Perché la Cina resta cauta nello scontro USA-Iran

Lo scontro USA-Iran è arrivato ai massimi livelli di tensione e il mondo sembra prepararsi a un cambiamento dei suoi equilibri. La Cina, nella sua imponente egemonia, potrebbe scegliere la prudenza in questa delicata fase storica.

Nelle strategie di potere, tra alleanze e rivalità nello scacchiere più conteso sulla scena globale, il Medio Oriente, già si preannunciano possibili assi a sostegno di Washington o di Teheran. La voce più cauta, al momento, sembra quella di Pechino.

La nazione asiatica avrebbe, infatti, forti interessi a non sbilanciarsi in questa preoccupante potenziale guerra mediorientale. Nello scontro USA-Iran, la Cina potrebbe perdere vantaggi economici.

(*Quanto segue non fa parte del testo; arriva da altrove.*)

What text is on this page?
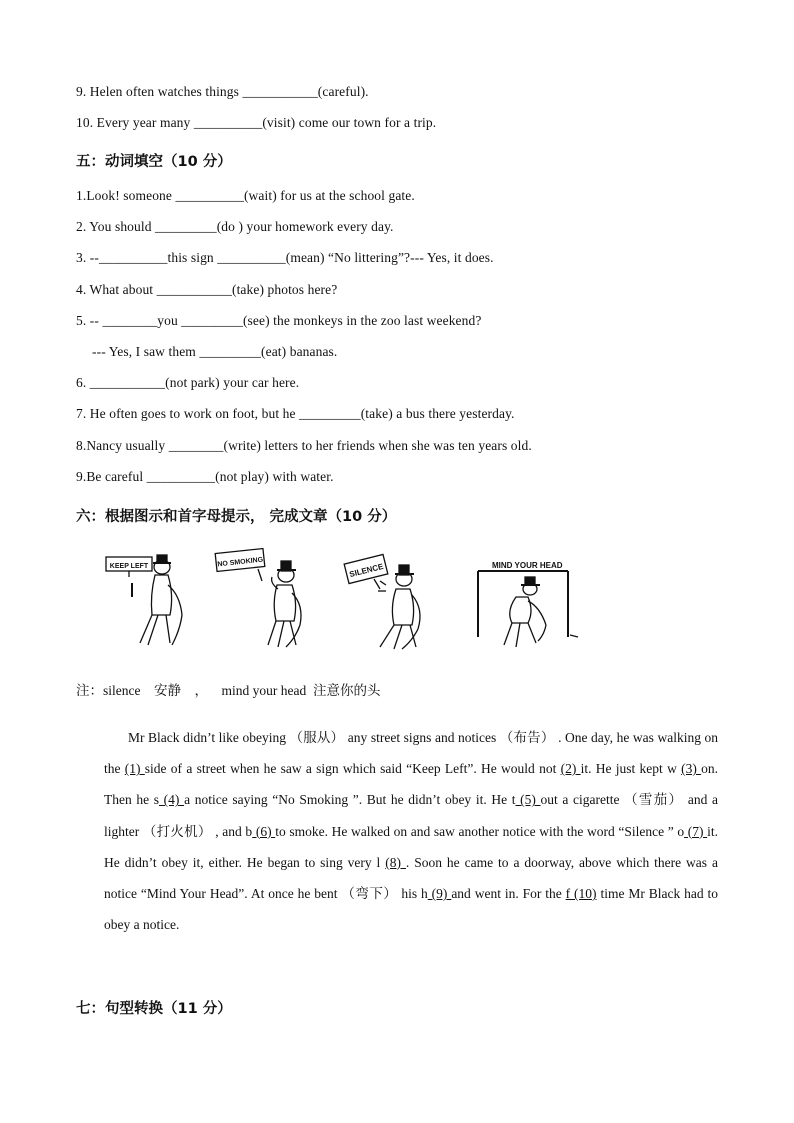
9. Helen often watches things ___________(careful).
10. Every year many __________(visit) come our town for a trip.
五：动词填空（10 分）
1.Look! someone __________(wait) for us at the school gate.
2. You should _________(do ) your homework every day.
3. --__________this sign __________(mean) “No littering”?--- Yes, it does.
4. What about ___________(take) photos here?
5. -- ________you _________(see) the monkeys in the zoo last weekend?
--- Yes, I saw them _________(eat) bananas.
6. ___________(not park) your car here.
7. He often goes to work on foot, but he _________(take) a bus there yesterday.
8.Nancy usually ________(write) letters to her friends when she was ten years old.
9.Be careful __________(not play) with water.
六：根据图示和首字母提示， 完成文章（10 分）
KEEP LEFT	NO SMOKING	SILENCE	MIND YOUR HEAD
注：silence 安静 ， mind your head 注意你的头
Mr Black didn’t like obeying （服从） any street signs and notices （布告） . One day, he was walking on the (1) side of a street when he saw a sign which said “Keep Left”. He would not (2) it. He just kept w (3) on. Then he s (4) a notice saying “No Smoking ”. But he didn’t obey it. He t (5) out a cigarette （雪茄） and a lighter （打火机） , and b (6) to smoke. He walked on and saw another notice with the word “Silence ” o (7) it. He didn’t obey it, either. He began to sing very l (8) . Soon he came to a doorway, above which there was a notice “Mind Your Head”. At once he bent （弯下） his h (9) and went in. For the f (10) time Mr Black had to obey a notice.
七：句型转换（11 分）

Scontro USA-Iran: la Cina sceglie la prudenza. I motivi

Tra le reazioni al raid statunitense e all’uccisione del comandante iraniano, spunta anche quella cinese. Il portavoce del ministero degli Esteri cinese Geng Shuang ha dichiarato oggi:

“Esortiamo tutte le parti interessate, in particolare gli Stati Uniti, a mantenere la calma e la moderazione e a evitare l’ulteriore escalation della tensione. La sovranità e l’integrità territoriale dell’Iraq dovrebbero essere rispettate e la pace e la stabilità nella regione del Golfo del Medio Oriente dovrebbero essere mantenute.”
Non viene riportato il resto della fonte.